A Hispanic man, also in a space suit, waved to me from one of the futons. "Hi, Sh'kassk'dwuissueblik! We got a phone call saying someone from Archeron was coming, so we decided to dress up to make them feel welcome. Guess that someone is you! What do you think?"

Gretchen translated this for me.

I uttered a low hiss.

"I and Bob were just having tea!" Maria said.

I stared at Gretchen Goose, expecting a translation.

"Since we are inside your mind, you may simply touch me, and I will mentally translate everything that is being said in English to Ss'sik'chtokiwij for you."

This I did.

Maria glanced at the table, letting out an exaggerated gasp. "Look, Sh'kassk'dwuissueblik! Someone just sent you a letter!"

She handed me the envelope.

No one told me how to open those things, so I just ripped it to pieces.

Inside, I found a giant red T.

"Wow!" Maria said with great enthusiasm. "It's the letter T!"

"Sh'kassk'dwuissueblik," said Bob. "Can you find any object in this room that starts with T?"

Everyone just stared at me expectantly for a solid minute, like robots, until I bumped the table by accident.

"That's right, Sh'kassk'dwuissueblik! T is for table!" Maria spelled it for me on a notepad.

I touched a teapot, and this also got explained to me.

The moment I internalized this, a little black machine on an end table made ringing sounds.

Bob picked it up, listening for a moment. "Oh! It's for Sh'kassk'dwuissueblik!"

He handed me the receiver.

"T is for telephone," a voice said on the other end. "T! Tah tah for now!" Whoever it was hung up.

They showed me a television, a picture of a tree, and a turtle in a cage.

I soon became annoyed at the stilted nature of our interactions and burrowed into Maria's stomach cavity.

It turns out T also stands for tragedy.

Maria actually died, her blood and internal organs a reconstruction of my previous kills.

Bob screamed no. Gretchen Goose wept.

"Maria..."

Gretchen had spoken correctly. I discovered Maria's body to be inedible.
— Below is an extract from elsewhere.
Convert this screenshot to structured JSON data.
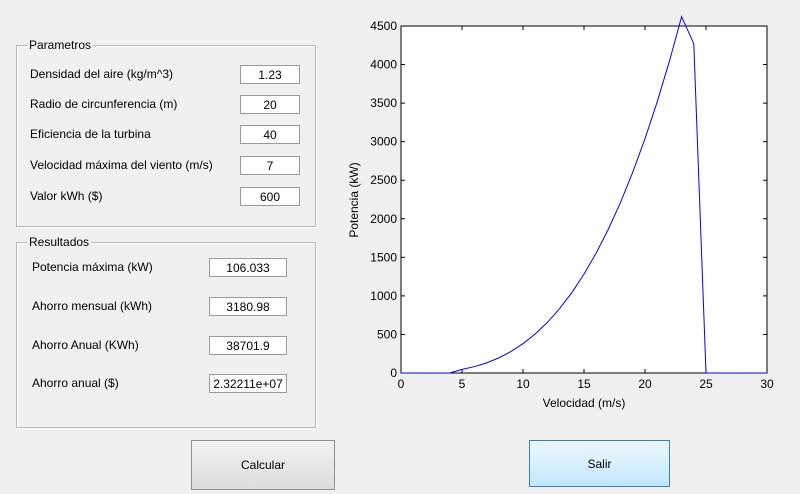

Being a figment just like everything else, it left me disappointed, hollow and hungry.

"What you did was wrong!" Bob shouted. "Maria was by best friend and now she's gone forever!"

Terrified at the outburst, I crouched, prepared to attack, but Gretchen Goose hissed at me like my mother, blocking my path with a huge feathery wing.
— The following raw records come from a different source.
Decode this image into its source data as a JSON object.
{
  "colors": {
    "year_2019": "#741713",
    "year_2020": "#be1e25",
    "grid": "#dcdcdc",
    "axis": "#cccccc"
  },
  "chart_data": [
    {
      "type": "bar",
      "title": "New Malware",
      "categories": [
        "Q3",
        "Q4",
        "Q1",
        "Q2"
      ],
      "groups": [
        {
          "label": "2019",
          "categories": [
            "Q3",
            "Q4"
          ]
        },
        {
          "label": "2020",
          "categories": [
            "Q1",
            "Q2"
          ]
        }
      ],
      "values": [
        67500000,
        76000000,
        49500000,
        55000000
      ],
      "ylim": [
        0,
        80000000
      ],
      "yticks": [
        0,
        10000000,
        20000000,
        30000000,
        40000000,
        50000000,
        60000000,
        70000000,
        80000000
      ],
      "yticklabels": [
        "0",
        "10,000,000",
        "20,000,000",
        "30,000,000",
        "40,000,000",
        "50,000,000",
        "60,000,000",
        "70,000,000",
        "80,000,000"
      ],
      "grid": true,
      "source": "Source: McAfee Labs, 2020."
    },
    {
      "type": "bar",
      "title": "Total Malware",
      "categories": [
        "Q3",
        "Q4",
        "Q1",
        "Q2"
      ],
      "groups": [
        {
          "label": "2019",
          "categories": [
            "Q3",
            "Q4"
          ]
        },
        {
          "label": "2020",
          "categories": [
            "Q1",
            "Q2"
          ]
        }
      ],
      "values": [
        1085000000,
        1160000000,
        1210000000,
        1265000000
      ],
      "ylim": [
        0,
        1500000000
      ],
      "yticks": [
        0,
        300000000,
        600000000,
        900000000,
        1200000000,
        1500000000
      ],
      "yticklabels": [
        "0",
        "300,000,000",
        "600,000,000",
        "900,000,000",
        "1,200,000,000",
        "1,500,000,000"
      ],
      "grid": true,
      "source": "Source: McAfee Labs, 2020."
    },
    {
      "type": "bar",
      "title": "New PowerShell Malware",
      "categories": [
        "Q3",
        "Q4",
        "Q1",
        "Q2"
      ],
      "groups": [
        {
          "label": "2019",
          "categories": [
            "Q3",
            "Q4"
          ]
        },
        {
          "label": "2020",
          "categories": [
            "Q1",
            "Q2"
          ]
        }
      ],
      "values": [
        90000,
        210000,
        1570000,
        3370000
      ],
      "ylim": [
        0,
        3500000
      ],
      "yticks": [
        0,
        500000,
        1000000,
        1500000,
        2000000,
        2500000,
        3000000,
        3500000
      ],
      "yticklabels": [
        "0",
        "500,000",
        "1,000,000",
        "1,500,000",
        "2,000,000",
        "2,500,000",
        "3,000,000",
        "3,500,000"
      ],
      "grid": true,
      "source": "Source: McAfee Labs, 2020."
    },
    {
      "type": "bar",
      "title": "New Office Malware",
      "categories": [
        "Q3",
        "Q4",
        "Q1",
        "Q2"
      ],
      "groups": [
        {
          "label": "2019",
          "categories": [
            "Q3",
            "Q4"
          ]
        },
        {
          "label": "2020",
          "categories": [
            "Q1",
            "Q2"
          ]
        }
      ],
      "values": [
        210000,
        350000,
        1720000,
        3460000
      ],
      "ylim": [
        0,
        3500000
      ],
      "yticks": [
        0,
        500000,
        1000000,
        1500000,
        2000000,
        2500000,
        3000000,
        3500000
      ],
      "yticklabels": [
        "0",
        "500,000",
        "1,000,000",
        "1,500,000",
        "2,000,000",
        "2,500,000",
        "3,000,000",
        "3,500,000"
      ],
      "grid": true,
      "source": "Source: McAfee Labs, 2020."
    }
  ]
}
"He is grieving," Gretchen half sobbed, half churred in the fashion of my people. "As am I. You cause us great pain."

I sunk to the floor, feeling ashamed of myself.
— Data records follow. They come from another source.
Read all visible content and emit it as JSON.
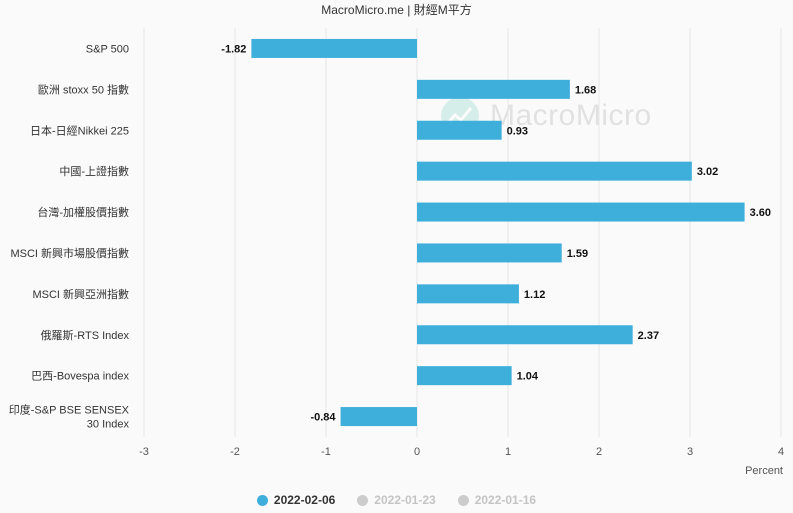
{
  "header": {
    "credit": "MacroMicro.me | 財經M平方"
  },
  "watermark": {
    "text": "MacroMicro",
    "icon": "macromicro-logo-icon"
  },
  "colors": {
    "bar": "#3eaedb",
    "grid": "#e6e6e6",
    "inactive": "#cccccc",
    "text": "#333333"
  },
  "chart_data": {
    "type": "bar",
    "orientation": "horizontal",
    "categories": [
      "S&P 500",
      "歐洲 stoxx 50 指數",
      "日本-日經Nikkei 225",
      "中國-上證指數",
      "台灣-加權股價指數",
      "MSCI 新興市場股價指數",
      "MSCI 新興亞洲指數",
      "俄羅斯-RTS Index",
      "巴西-Bovespa index",
      "印度-S&P BSE SENSEX 30 Index"
    ],
    "series": [
      {
        "name": "2022-02-06",
        "values": [
          -1.82,
          1.68,
          0.93,
          3.02,
          3.6,
          1.59,
          1.12,
          2.37,
          1.04,
          -0.84
        ],
        "data_labels": [
          "-1.82",
          "1.68",
          "0.93",
          "3.02",
          "3.60",
          "1.59",
          "1.12",
          "2.37",
          "1.04",
          "-0.84"
        ]
      }
    ],
    "xlim": [
      -3,
      4
    ],
    "xticks": [
      "-3",
      "-2",
      "-1",
      "0",
      "1",
      "2",
      "3",
      "4"
    ],
    "xlabel": "Percent",
    "grid": true,
    "legend_position": "bottom"
  },
  "legend": [
    {
      "label": "2022-02-06",
      "active": true,
      "color": "#3eaedb"
    },
    {
      "label": "2022-01-23",
      "active": false,
      "color": "#cccccc"
    },
    {
      "label": "2022-01-16",
      "active": false,
      "color": "#cccccc"
    }
  ]
}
Just seconds later, someone knocked on the door, and Bob let in a pair of men in emergency medical service uniforms, along with a tall black man in a police uniform, and a little yellow puppet person, also in blue.

They carried Maria's body out on a gurney, and the officers confronted me.

"Come with us to the police station," said the human cop.

The words seemed to imply a cage, so I attempted to flee.

Unfortunately, I wasn't in charge of the rules.

When I dove for the kitchen's rear door, the puppet cop's arms stretched out like a piece of rubber and grabbed me. I tried to squeeze out of his grip, but an additional set of arms popped out of his arms, preventing me from moving.

Soon I lay facefirst on the carpet, my limbs secured by small handcuffs perfectly matching my shape.

[0000]


(6) A virtual reality segment is unavoidable in any variation of the story. I need to keep the A.I. somehow or I have to throw out 90% of what I've written. How Hunter meets the A.I., however...

(7-8) See original version at Chapter 129: Dream Neighborhood, Section III.

(8) See Chapter 128, Item (II)

(9) Bob and Maria are names of people on Sesame Street, but the names are ordinary and you can imagine them looking like anything you want, so I left that part alone.